Sebagian besar insan fashion berpendapat bahwa konsep 'see now buy now' merupakan strategi jitu untuk melawan kasus-kasus barang palsu atau penjiplakan desain yang kian marak berkat kian berkembangnya teknologi digital. Sehingga dengan mengadaptasi metode ini, konsumer dapat segera memiliki dan memakai runway item sebelum produk tiruannya bermunculan di pasar.

Akan tetapi, ada beberapa pokok pemikiran yang perlu diperhatikan dari pendekatan yang terfokus pada konsumer ini, selain kemungkinan akan terjadinya penurunan kreativitas yang akan mempengaruhi kualitas estetika dari hasil rancangan yang dipasarkan.

Gerakan 'see now buy now' ini dapat berimbas pada desainer-desainer baru yang tengah berkembang untuk dapat berkompetisi secara sehat di tengah gempuran pergeseran kalender mode konservatif.

Metode ini jelas sangat relevan dengan brand besar yang telah stabil baik dalam segi produksi dan distribusi, sehingga melansirkan koleksi utama di panggung runway beriringan dengan produk ritel bukanlah menjadi suatu hal yang mustahil.

Namun terlepas dari segala perdebatan yang ada, harus diakui bahwa konsep ini memang tidak dapat diadopsi dan dijewantahkan oleh semua label fashion.

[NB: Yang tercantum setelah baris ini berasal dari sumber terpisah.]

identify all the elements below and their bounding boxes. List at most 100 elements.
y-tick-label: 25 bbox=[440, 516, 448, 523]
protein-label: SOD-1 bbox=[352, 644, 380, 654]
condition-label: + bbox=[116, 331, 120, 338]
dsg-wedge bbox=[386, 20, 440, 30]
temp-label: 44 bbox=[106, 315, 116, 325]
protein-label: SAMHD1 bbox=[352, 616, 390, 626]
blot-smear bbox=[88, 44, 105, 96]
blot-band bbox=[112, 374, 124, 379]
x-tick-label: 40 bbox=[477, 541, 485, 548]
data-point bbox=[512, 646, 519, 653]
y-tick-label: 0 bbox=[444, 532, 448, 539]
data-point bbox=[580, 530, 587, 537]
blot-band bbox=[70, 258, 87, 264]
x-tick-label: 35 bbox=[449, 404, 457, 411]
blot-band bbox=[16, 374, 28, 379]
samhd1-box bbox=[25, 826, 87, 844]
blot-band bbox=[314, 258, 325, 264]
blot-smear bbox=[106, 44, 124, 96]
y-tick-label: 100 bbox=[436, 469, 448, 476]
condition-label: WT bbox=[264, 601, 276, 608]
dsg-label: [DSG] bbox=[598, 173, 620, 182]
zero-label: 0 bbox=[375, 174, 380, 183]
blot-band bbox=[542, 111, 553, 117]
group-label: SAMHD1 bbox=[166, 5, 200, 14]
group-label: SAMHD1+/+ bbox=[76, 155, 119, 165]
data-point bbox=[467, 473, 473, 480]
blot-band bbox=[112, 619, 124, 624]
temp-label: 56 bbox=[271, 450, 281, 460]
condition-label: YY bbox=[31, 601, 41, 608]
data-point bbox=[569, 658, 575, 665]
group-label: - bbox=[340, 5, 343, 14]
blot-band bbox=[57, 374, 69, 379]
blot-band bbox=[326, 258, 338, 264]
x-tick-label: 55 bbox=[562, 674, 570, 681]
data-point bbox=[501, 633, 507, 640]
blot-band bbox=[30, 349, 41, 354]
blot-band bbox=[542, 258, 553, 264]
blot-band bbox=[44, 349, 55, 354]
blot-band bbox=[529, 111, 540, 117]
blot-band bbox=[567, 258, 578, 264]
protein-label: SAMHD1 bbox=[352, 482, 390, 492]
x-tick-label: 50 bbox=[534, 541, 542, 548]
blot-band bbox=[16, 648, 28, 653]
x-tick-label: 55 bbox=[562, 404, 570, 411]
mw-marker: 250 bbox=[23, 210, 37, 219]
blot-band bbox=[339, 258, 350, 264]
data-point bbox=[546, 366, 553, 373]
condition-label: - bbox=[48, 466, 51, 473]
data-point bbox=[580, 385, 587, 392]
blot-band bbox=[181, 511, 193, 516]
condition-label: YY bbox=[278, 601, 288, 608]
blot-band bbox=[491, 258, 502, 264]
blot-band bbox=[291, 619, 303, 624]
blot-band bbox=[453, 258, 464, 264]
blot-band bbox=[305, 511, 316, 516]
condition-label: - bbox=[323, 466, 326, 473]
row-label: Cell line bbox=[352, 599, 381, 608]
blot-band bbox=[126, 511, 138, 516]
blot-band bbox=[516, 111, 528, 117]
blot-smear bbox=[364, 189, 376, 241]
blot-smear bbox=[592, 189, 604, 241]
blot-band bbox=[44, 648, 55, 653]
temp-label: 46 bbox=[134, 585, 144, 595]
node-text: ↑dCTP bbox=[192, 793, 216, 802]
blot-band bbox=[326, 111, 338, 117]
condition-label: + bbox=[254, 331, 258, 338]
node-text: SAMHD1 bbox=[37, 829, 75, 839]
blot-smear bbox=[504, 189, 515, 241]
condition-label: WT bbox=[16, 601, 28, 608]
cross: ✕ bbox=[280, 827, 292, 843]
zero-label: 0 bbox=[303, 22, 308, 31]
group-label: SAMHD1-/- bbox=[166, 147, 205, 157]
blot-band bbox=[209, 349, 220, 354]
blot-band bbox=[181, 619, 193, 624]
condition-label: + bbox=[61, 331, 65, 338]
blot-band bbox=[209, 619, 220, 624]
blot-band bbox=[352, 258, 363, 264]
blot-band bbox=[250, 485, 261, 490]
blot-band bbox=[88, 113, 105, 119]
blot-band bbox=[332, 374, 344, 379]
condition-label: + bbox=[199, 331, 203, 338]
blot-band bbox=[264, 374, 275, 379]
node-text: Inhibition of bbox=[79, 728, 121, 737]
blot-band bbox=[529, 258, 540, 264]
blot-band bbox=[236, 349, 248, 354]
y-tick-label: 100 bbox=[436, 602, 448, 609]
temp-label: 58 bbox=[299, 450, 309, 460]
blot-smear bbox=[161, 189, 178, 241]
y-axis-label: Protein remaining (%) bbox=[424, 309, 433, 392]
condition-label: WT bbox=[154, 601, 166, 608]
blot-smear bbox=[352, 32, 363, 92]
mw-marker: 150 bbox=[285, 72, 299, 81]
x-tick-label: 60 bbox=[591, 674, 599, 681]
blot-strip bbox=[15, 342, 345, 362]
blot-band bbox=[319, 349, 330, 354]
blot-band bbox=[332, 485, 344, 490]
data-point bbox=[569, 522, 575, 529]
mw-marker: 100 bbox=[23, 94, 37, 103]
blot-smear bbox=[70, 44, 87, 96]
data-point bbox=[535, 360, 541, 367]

Dan mereka tidak diwajibkan untuk mengikuti kecenderungan baru ini pula.

Karena toh, pada dasarnya, esensi utama fashion adalah agar kita dapat bermimpi. Dan kini pertanyaannya dikembalikan pada Anda: apakah Anda memilih untuk segera merealisasikan mimpi (atau barangkali lebih tepatnya hasrat yang terlahir secara spontan), atau Anda memilih untuk menikmati mimpi sedikit lebih lama?